He Wu, Zhou Bin, Liu Weijia, Zhang Meizi, Shen Zhenhua, Han Zhifu, Jiang Qingwei, Yang Qinghua, Song Chuanjun, Wang Ruiyong, Niu Tianhui, Han Shengna, Zhang Lirong, Wu Jie, Guo Feima, Zhao Renbin, Yu Wenquan, Chai Jijie, Chang Junbiao
College of Chemistry and Molecular Engineering, Zhengzhou University , Zhengzhou 450001, PR China.
School of Life Sciences, Tsinghua University , Beijing 100084, PR China.
J Med Chem. 2015 Sep 24;58(18):7341-8. doi: 10.1021/acs.jmedchem.5b00702. Epub 2015 Sep 3.

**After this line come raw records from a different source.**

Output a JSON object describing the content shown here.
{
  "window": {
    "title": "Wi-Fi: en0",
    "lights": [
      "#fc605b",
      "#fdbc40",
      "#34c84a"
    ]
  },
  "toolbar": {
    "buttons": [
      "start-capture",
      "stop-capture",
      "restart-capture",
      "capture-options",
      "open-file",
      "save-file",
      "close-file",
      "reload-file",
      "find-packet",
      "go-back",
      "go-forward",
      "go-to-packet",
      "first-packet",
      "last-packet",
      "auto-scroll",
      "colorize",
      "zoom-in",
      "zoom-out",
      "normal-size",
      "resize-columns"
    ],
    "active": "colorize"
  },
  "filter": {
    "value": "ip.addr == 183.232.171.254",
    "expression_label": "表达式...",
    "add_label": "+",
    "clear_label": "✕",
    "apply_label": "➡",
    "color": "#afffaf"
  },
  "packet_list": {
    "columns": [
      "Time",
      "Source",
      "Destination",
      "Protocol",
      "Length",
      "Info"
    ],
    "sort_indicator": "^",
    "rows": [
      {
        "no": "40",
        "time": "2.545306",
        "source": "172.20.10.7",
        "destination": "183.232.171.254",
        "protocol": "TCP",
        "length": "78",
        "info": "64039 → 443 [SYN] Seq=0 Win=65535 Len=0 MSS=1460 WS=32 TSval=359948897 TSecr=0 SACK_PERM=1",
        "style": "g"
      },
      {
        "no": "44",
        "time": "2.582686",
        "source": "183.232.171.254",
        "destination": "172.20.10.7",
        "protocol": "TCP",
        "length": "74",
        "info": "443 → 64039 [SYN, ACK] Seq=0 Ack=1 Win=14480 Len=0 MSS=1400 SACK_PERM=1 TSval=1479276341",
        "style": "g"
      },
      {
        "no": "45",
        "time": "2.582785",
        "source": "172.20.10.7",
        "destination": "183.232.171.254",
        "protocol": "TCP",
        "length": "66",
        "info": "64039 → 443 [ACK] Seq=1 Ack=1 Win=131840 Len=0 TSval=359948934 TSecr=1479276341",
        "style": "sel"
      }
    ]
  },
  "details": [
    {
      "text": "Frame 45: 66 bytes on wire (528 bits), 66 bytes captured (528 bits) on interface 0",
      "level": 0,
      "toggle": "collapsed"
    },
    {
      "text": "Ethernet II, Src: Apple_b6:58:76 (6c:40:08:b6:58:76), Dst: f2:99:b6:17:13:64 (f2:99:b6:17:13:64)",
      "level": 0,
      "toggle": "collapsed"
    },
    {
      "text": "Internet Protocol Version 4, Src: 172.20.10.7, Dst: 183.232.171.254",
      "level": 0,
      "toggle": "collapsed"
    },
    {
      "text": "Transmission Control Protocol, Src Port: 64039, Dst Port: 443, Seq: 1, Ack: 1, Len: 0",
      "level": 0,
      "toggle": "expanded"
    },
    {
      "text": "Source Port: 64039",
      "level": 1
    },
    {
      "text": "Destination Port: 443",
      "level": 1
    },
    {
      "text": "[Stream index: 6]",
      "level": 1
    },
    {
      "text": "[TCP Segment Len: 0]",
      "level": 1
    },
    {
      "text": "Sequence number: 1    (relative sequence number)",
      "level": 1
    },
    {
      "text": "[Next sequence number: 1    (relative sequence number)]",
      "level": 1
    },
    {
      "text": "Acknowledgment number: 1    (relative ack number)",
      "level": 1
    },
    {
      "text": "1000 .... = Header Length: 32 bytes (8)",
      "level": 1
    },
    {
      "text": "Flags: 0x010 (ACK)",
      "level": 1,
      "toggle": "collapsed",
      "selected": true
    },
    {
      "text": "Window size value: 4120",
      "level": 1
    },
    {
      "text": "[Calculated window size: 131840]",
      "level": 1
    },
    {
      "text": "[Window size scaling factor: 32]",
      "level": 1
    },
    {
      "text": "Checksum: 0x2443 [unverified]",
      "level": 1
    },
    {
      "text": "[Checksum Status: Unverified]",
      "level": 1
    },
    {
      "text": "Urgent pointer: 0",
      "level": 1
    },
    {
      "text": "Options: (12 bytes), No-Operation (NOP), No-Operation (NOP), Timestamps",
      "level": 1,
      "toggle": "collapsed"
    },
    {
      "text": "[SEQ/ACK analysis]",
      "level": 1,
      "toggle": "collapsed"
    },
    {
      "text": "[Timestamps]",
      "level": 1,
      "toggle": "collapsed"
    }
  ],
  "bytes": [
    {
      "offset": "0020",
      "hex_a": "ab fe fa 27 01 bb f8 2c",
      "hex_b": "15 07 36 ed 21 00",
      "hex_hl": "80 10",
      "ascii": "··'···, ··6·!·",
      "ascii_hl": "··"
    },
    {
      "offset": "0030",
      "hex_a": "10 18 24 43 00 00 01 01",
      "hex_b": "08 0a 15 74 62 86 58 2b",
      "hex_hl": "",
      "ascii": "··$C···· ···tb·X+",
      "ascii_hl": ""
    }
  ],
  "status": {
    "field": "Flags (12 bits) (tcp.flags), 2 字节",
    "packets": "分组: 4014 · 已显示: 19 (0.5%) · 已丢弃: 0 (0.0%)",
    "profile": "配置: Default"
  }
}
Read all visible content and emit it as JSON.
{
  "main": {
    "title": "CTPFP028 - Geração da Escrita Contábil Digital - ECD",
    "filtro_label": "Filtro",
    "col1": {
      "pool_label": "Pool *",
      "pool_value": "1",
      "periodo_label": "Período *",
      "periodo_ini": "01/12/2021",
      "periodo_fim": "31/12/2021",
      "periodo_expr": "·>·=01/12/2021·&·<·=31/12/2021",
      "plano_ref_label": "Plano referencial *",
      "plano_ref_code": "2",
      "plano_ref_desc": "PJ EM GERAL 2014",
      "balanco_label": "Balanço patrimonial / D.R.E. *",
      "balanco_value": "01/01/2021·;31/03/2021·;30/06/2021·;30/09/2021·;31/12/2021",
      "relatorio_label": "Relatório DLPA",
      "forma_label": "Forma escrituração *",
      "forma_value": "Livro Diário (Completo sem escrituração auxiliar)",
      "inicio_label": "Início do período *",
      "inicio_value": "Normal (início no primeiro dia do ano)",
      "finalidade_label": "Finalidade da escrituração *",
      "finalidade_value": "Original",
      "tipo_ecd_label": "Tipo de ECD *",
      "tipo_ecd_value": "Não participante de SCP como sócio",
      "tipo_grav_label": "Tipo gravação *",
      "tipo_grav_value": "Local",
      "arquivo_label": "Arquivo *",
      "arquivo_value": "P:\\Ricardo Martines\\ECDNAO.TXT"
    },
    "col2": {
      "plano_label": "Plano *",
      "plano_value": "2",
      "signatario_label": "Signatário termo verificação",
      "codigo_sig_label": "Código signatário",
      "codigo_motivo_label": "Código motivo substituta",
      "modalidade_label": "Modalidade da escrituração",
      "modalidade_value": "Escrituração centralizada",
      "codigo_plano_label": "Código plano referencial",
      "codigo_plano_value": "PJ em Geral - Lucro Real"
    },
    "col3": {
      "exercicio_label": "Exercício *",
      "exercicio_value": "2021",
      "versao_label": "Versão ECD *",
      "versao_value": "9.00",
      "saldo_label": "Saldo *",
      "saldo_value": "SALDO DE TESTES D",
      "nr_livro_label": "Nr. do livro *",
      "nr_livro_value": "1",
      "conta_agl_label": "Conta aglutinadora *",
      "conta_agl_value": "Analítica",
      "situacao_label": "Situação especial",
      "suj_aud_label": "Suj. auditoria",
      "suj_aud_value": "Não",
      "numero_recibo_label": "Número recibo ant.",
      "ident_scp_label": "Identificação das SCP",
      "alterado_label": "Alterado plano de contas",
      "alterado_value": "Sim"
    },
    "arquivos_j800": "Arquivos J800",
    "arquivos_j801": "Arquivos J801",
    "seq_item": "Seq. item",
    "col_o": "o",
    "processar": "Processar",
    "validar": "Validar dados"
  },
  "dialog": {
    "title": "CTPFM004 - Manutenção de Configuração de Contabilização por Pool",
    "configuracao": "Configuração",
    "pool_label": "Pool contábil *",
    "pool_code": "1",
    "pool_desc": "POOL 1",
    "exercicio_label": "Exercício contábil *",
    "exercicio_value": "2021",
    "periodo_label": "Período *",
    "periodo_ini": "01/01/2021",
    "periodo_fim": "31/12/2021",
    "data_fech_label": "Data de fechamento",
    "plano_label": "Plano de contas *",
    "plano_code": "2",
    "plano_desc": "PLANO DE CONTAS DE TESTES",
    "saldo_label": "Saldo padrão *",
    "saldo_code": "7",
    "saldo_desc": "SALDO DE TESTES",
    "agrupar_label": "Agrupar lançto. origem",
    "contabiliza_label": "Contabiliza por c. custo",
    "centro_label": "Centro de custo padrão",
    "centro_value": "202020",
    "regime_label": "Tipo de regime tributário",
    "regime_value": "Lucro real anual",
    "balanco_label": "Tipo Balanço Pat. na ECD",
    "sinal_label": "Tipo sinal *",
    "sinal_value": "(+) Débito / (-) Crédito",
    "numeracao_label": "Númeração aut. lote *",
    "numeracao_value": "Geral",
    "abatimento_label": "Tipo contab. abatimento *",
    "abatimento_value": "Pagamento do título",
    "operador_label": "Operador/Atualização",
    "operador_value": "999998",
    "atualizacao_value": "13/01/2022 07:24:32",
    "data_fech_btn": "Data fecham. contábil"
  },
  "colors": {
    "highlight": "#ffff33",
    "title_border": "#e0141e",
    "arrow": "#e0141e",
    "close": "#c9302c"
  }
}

N-(5-Chloro-2,4-dihydroxyphenyl)-1-phenylcyclobutanecarboxamide (N-CDPCB, 1a) is found to be an inhibitor of the fat mass and obesity associated protein (FTO). The crystal structure of human FTO with 1a reveals a novel binding site for the FTO inhibitor and defines the molecular basis for recognition by FTO of the inhibitor. The identification of the new binding site offers new opportunities for further development of selective and potent inhibitors of FTO, which is expected to provide information concerning novel therapeutic targets for treatment of obesity or obesity-associated diseases.
N-(5-氯-2,4-二羟基苯基)-1-苯基环丁烷甲酰胺(N-CDPCB,1a)被发现是脂肪量和肥胖相关蛋白(FTO)的一种抑制剂。人FTO与1a的晶体结构揭示了FTO抑制剂的一个新结合位点,并确定了FTO识别该抑制剂的分子基础。新结合位点的确定为进一步开发选择性和强效的FTO抑制剂提供了新机会,有望为肥胖或肥胖相关疾病的治疗提供有关新治疗靶点的信息。